I'm perplexed why you find the issue trivial enough not to request help.


If you are not being sarcastic, I'm perplexed again.

Thank you :)

Yep it's a very strange problem

Do you use HA on the cluster.
no
How is general NW connectivity between the nodes.
All servers have an intel X550, connected in 10G through an Ubiquiti USW-Flex-XG. No management network, all shared,
During an incident, do the host nodes behave properly, have NW accessibility etc.
Yep all fine on host level and also on other VMs running on the host(s)
During an incident, do other independent devices on the NW behave normally.
Yes no other issues observed
After an incident, how do you recover from it. From your graphs - no reboot is apparent.
I have to hard stop the VM (Shutdown --> Stop and then Start)
From your graphs; it appears an incident lasted ~3 days, how come this went unnoticed.
hehe this is my home lab and had a quite intensive week at work, so not much time for the rest (and yes I'm missing a central monitoring and alarming system, it's on todo)
What use-case/workload is supposed to be going on in those VMs.
Of the last two that crashed, one is running GitLab, the other Portainer.
When were these nodes last rebooted.
30 days ago as of today
How many incidents in total have there been.
I'd say this happened around 10 times till now
Has all the HW been thoroughly checked; RAM, Disks, Thermals, Nics, switches etc.
Temps are under control (I have AC), no hw issues reported nor at IPMI or OS level

In past I was kind of able to trigger the issue (it appears to happen within 24hr) after live migrating a VM from shared storage to local and then back.
I will have host and vm logs/dmesg in follow mode and try to catch one "live"
 
I'm perplexed why you find the issue trivial enough not to request help.
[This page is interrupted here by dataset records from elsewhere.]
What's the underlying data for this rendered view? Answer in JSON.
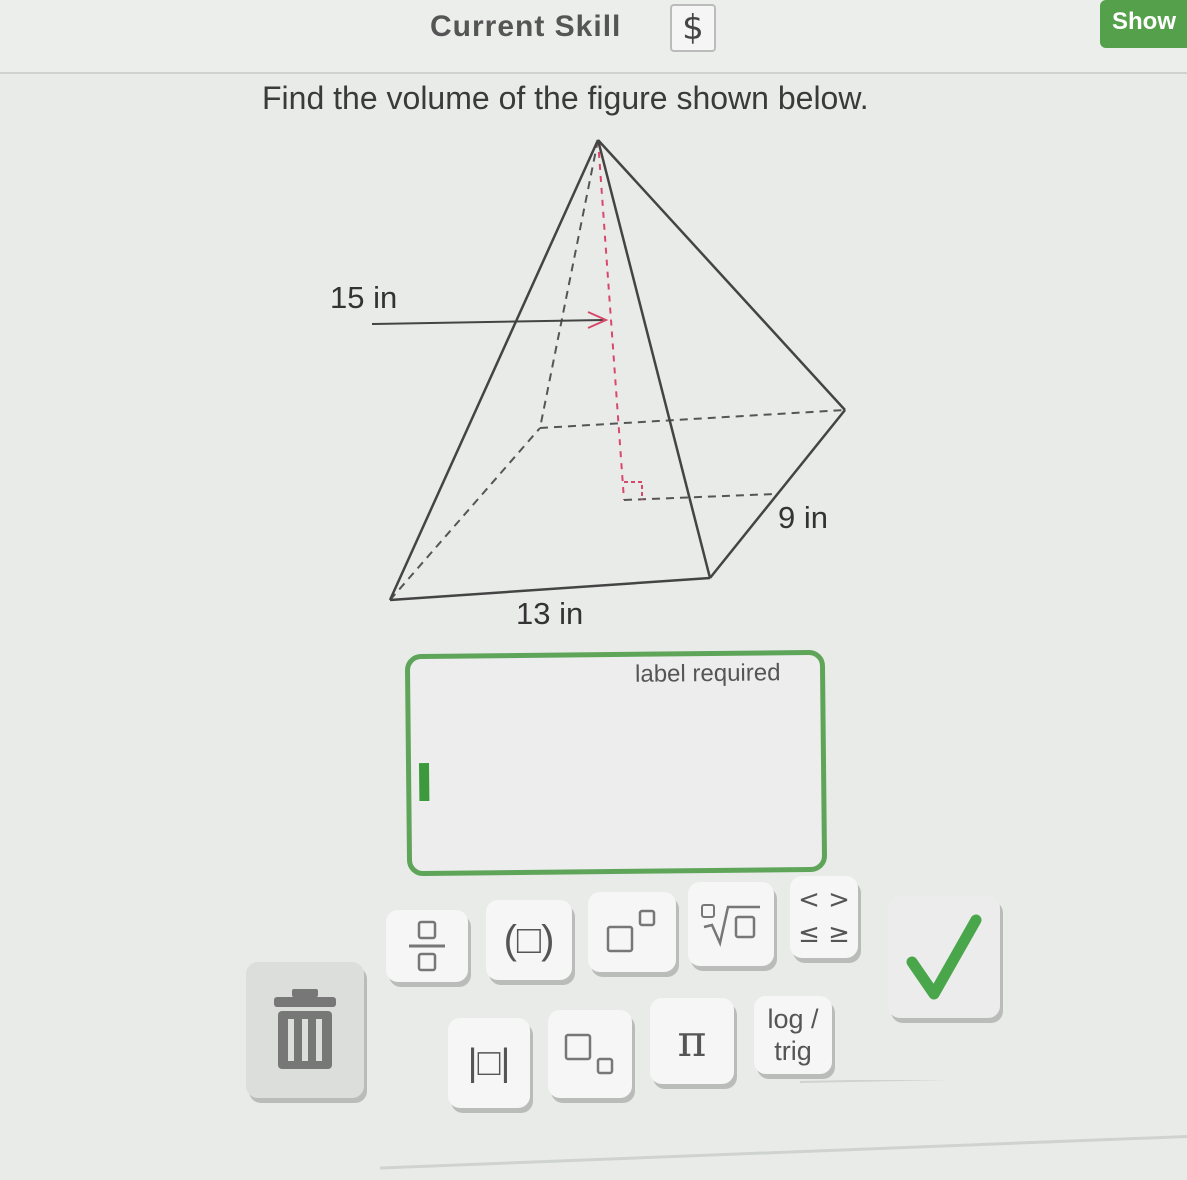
{
  "header": {
    "skill_label": "Current Skill",
    "skill_badge": "$",
    "show_label": "Show"
  },
  "question": {
    "prompt": "Find the volume of the figure shown below."
  },
  "figure": {
    "type": "rectangular-pyramid",
    "height_label": "15 in",
    "depth_label": "9 in",
    "width_label": "13 in"
  },
  "answer": {
    "placeholder": "label required",
    "value": ""
  },
  "keypad": {
    "keys": [
      {
        "name": "trash",
        "icon": "trash-icon"
      },
      {
        "name": "fraction",
        "icon": "fraction-icon"
      },
      {
        "name": "parentheses",
        "label": "(□)"
      },
      {
        "name": "exponent",
        "icon": "exponent-icon"
      },
      {
        "name": "nth-root",
        "icon": "root-icon"
      },
      {
        "name": "inequalities",
        "lines": [
          "< >",
          "≤ ≥"
        ]
      },
      {
        "name": "absolute-value",
        "label": "|□|"
      },
      {
        "name": "subscript",
        "icon": "subscript-icon"
      },
      {
        "name": "pi",
        "label": "π"
      },
      {
        "name": "log-trig",
        "lines": [
          "log /",
          "trig"
        ]
      },
      {
        "name": "submit",
        "icon": "check-icon"
      }
    ]
  },
  "colors": {
    "accent_green": "#5ea55a",
    "height_marker": "#d9486a"
  }
}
If you are not being sarcastic, I'm perplexed again.

Forgot these two

The thing is that, before start digging seriously into the problem, I wanted to be sure I haven't hit something known
You know things like "ah yes you need to disable/enable this kernel module" or "you just need to make sure this pkg is installed because of reason"

My "it's kind of a non-negligible problem I think" was not sarcastic, but just to underline that, if this is happening to others, it should be known, also because I haven't done anything exotic, just installed Proxmox, configured usual things and created->installed the VM :confused:
 
  • Like
Reactions: gfngfn256
Has all the HW been thoroughly checked; RAM, Disks, Thermals, Nics, switches etc.
Temps are under control (I have AC), no hw issues reported nor at IPMI or OS level
So in short; those are untested. At a minimum, run a MemTest on the RAM & some sort of physical disk check.

Maybe provide a <vmid>.conf output of an effected VM - so that maybe someone can shed some light on this issue.